## Lat/Lon Matchups the Chlorophyll Rrs Data 
### HABs Group - West Coast
* Keshav Dubedi
* Bikas Gupta
* Deborah Kutner
* Mathieu Richaud
* Dale Robinson
##### PACE Hack Week, January 2026

## Import libraries and set up environment

In [None]:
import logging
from pathlib import Path
from typing import Dict

import numpy as np
import pandas as pd
import xarray as xr
import tqdm.auto
# Kill all tqdm progress bars
tqdm.auto.tqdm.disable = True
# Silence earthaccess logs
logging.getLogger("earthaccess").setLevel(logging.ERROR)
import earthaccess
import os

## Set up logging

In [None]:
logging.basicConfig(level=logging.INFO)
logger = logging.getLogger(__name__)

## Define functions

In [None]:

def pace_file_finder(
    start_time: str,
    end_time: str,
    short_id: str = "PACE_OCI_L3M_CHL",
    granule_pattern: str = "*.DAY.CHL.V3_1.chlor_a.4km.nc",  # *.8D.CHL.V3_1.chlor_a.4km.nc
):
    """
    Find and open PACE OCI chlorophyll granules for a given date range.

    Args:
        start_time: ISO date string (YYYY-MM-DD).
        end_time: ISO date string (YYYY-MM-DD).
        short_id: Earthdata short name.
        granule_pattern: Granule filename pattern.

    Returns:
        List of opened xarray datasets.
    """
    results = earthaccess.search_data(
        short_name=short_id,
        temporal=(start_time, end_time),
        granule_name=granule_pattern,
    )
    return earthaccess.open(results)


def extract_mean_chl(
    ds: xr.Dataset,
    lat: float,
    lon: float,
    location_code: str,
) -> float:
    """
    Extract a directionally averaged chlorophyll value.

    Args:
        ds: Open PACE chlorophyll dataset.
        lat: Target latitude.
        lon: Target longitude.
        location_code: Station identifier.

    Returns:
        Mean chlorophyll value or NaN.
    """
    # Correct nearest-neighbor index lookup
    lat_idx = int(np.abs(ds["lat"].values - lat).argmin())
    lon_idx = int(np.abs(ds["lon"].values - lon).argmin())

    ny = ds.sizes["lat"]
    nx = ds.sizes["lon"]

    def clip_slice(start, stop, maxval):
        return slice(max(start, 0), min(stop, maxval))

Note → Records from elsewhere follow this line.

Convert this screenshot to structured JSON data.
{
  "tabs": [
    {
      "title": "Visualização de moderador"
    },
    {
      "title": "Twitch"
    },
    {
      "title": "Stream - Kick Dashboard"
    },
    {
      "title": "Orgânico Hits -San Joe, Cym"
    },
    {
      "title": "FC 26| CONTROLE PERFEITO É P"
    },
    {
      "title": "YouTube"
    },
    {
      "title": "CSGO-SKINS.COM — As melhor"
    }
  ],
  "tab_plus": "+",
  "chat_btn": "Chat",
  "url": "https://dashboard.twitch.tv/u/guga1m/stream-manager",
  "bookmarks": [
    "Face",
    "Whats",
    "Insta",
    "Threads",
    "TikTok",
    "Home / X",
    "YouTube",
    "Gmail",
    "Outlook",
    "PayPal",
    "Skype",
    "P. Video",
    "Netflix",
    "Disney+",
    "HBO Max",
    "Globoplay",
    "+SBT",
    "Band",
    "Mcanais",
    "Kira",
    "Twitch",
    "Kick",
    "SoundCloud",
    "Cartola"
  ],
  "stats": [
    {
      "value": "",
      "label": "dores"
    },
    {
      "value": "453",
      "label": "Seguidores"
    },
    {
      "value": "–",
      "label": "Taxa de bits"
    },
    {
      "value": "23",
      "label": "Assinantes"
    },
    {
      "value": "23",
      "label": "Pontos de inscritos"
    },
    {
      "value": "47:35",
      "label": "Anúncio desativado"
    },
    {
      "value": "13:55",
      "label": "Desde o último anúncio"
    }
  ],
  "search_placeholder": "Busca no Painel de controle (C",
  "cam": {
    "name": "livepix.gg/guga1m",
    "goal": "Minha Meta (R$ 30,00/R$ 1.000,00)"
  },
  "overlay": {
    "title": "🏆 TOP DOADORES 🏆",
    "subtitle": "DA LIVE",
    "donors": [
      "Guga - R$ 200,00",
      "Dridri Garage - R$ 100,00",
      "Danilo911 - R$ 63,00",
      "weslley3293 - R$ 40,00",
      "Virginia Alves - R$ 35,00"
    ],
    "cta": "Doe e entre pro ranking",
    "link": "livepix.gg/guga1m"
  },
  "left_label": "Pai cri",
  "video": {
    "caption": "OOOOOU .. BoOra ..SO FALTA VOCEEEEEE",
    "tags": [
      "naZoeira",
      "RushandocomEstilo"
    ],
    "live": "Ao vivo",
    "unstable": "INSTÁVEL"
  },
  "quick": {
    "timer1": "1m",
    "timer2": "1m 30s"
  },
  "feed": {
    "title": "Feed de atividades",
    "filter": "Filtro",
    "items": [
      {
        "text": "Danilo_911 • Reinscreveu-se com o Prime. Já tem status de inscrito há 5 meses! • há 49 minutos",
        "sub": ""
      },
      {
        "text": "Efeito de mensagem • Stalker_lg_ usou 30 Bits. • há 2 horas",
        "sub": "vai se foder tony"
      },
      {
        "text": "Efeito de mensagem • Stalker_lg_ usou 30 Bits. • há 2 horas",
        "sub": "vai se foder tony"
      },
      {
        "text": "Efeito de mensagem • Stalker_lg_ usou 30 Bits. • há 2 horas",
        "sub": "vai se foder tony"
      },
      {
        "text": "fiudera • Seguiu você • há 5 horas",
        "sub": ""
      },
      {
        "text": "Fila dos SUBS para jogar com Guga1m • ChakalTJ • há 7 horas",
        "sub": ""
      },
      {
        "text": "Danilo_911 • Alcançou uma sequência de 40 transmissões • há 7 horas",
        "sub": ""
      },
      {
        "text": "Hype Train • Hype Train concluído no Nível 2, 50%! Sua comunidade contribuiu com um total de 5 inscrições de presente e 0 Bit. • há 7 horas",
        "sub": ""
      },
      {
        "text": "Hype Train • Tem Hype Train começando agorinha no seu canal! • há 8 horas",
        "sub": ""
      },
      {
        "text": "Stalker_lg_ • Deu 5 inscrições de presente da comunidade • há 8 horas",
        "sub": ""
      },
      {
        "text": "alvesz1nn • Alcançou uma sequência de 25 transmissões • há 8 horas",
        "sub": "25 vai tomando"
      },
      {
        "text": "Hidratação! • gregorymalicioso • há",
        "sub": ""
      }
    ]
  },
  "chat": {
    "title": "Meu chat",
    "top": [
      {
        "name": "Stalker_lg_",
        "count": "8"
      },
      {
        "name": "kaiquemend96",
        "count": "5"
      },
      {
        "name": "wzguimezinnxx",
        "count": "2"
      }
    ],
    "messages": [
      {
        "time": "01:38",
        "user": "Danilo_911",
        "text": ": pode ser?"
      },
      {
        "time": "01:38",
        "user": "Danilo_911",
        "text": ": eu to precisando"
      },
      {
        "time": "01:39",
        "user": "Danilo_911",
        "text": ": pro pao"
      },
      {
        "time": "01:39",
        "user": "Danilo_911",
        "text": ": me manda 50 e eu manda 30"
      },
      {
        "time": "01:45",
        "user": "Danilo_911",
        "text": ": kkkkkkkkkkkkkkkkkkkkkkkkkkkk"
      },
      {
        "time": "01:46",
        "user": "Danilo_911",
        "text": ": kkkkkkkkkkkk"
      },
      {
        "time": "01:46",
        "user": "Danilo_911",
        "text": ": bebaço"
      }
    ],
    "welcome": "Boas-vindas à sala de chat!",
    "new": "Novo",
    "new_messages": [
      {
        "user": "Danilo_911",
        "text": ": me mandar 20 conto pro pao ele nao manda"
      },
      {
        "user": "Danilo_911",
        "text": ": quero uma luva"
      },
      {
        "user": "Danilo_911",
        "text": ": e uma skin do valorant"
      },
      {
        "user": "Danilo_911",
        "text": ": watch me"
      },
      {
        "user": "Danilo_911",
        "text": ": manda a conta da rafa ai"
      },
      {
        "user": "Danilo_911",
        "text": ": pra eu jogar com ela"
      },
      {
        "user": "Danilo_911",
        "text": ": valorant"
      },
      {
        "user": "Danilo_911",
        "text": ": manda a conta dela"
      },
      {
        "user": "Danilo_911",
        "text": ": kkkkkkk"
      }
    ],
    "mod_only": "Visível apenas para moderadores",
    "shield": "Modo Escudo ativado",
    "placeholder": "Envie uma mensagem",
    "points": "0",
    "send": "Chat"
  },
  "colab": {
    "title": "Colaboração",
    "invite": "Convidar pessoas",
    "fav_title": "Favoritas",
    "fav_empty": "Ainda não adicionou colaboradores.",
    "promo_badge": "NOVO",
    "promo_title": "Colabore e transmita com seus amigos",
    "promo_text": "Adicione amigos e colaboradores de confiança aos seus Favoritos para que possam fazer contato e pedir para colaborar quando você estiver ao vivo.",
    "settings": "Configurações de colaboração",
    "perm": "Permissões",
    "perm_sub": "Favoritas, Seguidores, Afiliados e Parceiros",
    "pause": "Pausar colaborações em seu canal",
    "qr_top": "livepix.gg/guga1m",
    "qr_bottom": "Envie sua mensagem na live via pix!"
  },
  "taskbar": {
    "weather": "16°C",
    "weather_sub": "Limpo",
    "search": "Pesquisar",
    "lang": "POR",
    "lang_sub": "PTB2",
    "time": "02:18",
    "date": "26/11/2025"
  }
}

    if location_code in {"SIO", "NP"}:  # West
        lat_slice = lat_idx
        lon_slice = clip_slice(lon_idx - 8, lon_idx + 1, nx)

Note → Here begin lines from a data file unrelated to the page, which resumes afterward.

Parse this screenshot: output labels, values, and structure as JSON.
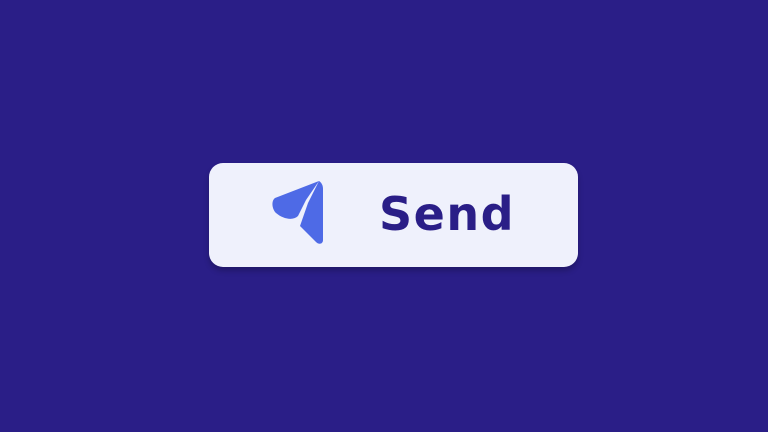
{
  "send_button": {
    "label": "Send",
    "icon": "paper-plane-icon"
  },
  "colors": {
    "background": "#2a1e87",
    "button_background": "#eff1fc",
    "icon": "#4e6ae6",
    "label": "#2a1e87"
  }
}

    elif location_code in {"CPP", "HAB_SCW", "SW", "TP"}:  # South
        lat_slice = clip_slice(lat_idx, lat_idx + 9, ny)
        lon_slice = lon_idx

    elif location_code == "MB":  # North
        lat_slice = clip_slice(lat_idx - 8, lat_idx + 1, ny)
        lon_slice = lon_idx

    else:  # Southwest
        lat_slice = clip_slice(lat_idx, lat_idx + 3, ny)
        lon_slice = clip_slice(lon_idx - 2, lon_idx + 1, nx)

    return (
        ds["chlor_a"]
        .isel(lat=lat_slice, lon=lon_slice)
        .mean(skipna=True)
        .item()
    )



## Set up for matchup run
* Set Directories
* Login to earthaccess
* Load in-situ data
* Create place holder variables

In [None]:
input_csv = "./calhabs_data.csv"
output_csv = "./cal_habs_pace_chl_new_DAY1.csv"
earthaccess.login()

df_insitu = pd.read_csv(input_csv)
df = df_insitu[(df_insitu["date"] >= "2024-03-05")].copy()

df["chlor_a"] = np.nan

## Main download and processing loop

In [None]:
# Process once per unique date
datasets_by_date: Dict[str, xr.Dataset] = {}

for date, group in df.groupby("date"):
    logger.info("Processing date %s", date)

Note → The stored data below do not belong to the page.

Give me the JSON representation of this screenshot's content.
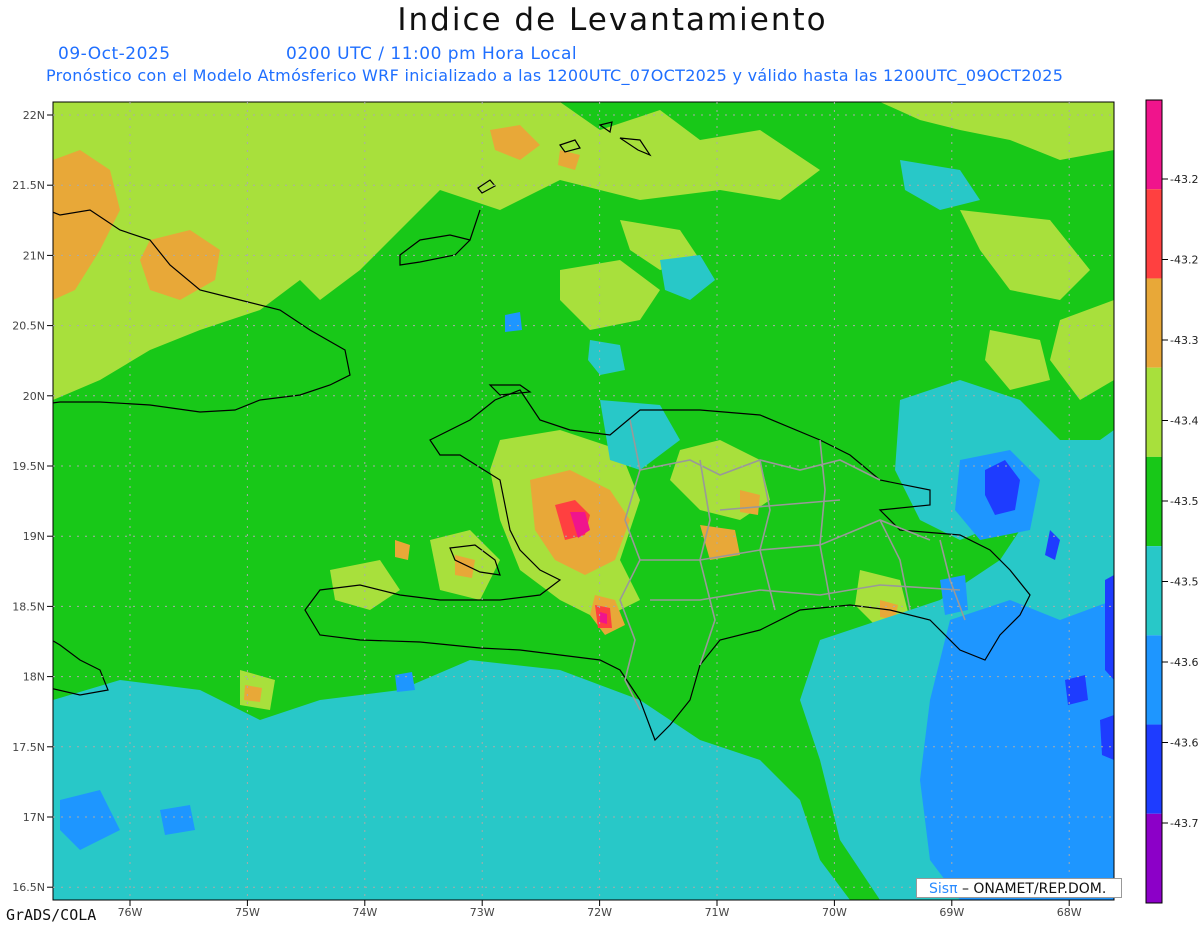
{
  "title": "Indice de Levantamiento",
  "date": "09-Oct-2025",
  "time": "0200 UTC / 11:00 pm Hora Local",
  "subtitle": "Pronóstico con el Modelo Atmósferico WRF inicializado a las 1200UTC_07OCT2025 y válido hasta las  1200UTC_09OCT2025",
  "lat_labels": [
    "22N",
    "21.5N",
    "21N",
    "20.5N",
    "20N",
    "19.5N",
    "19N",
    "18.5N",
    "18N",
    "17.5N",
    "17N",
    "16.5N"
  ],
  "lon_labels": [
    "76W",
    "75W",
    "74W",
    "73W",
    "72W",
    "71W",
    "70W",
    "69W",
    "68W"
  ],
  "colorbar": {
    "labels": [
      "-43.2",
      "-43.2",
      "-43.3",
      "-43.4",
      "-43.5",
      "-43.5",
      "-43.6",
      "-43.6",
      "-43.7"
    ],
    "colors": [
      "#f0148c",
      "#ff4040",
      "#e8a838",
      "#a8e03c",
      "#18c818",
      "#28c8c8",
      "#1e96ff",
      "#1e3cff",
      "#8c00c8"
    ]
  },
  "field_colors": {
    "ocean": "#18c818",
    "light_green": "#a8e03c",
    "orange": "#e8a838",
    "cyan": "#28c8c8",
    "blue": "#1e96ff",
    "dark_blue": "#1e3cff",
    "red": "#ff4040",
    "magenta": "#f0148c"
  },
  "credit": "GrADS/COLA",
  "logo": {
    "sis": "Sisπ",
    "org": "– ONAMET/REP.DOM."
  }
}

    files = pace_file_finder(date, date)
    if not files:
        logger.warning("No PACE data for %s", date)
        continue

    with xr.open_dataset(files[0]) as ds:
        for idx, row in group.iterrows():
            try:
                df.at[idx, "chlor_a"] = extract_mean_chl(
                    ds,
                    row["latitude"],
                    row["longitude"],
                    row["Location_Code"],
                )
            except Exception as e:
                logger.error(
                    "Failed at %s (%s): %s",
                    row["Location_Code"],
                    date,
                    e,
                )


## Save results

In [None]:

df.to_csv(output_csv, index=False)
logger.info("Saved output to %s", output_csv)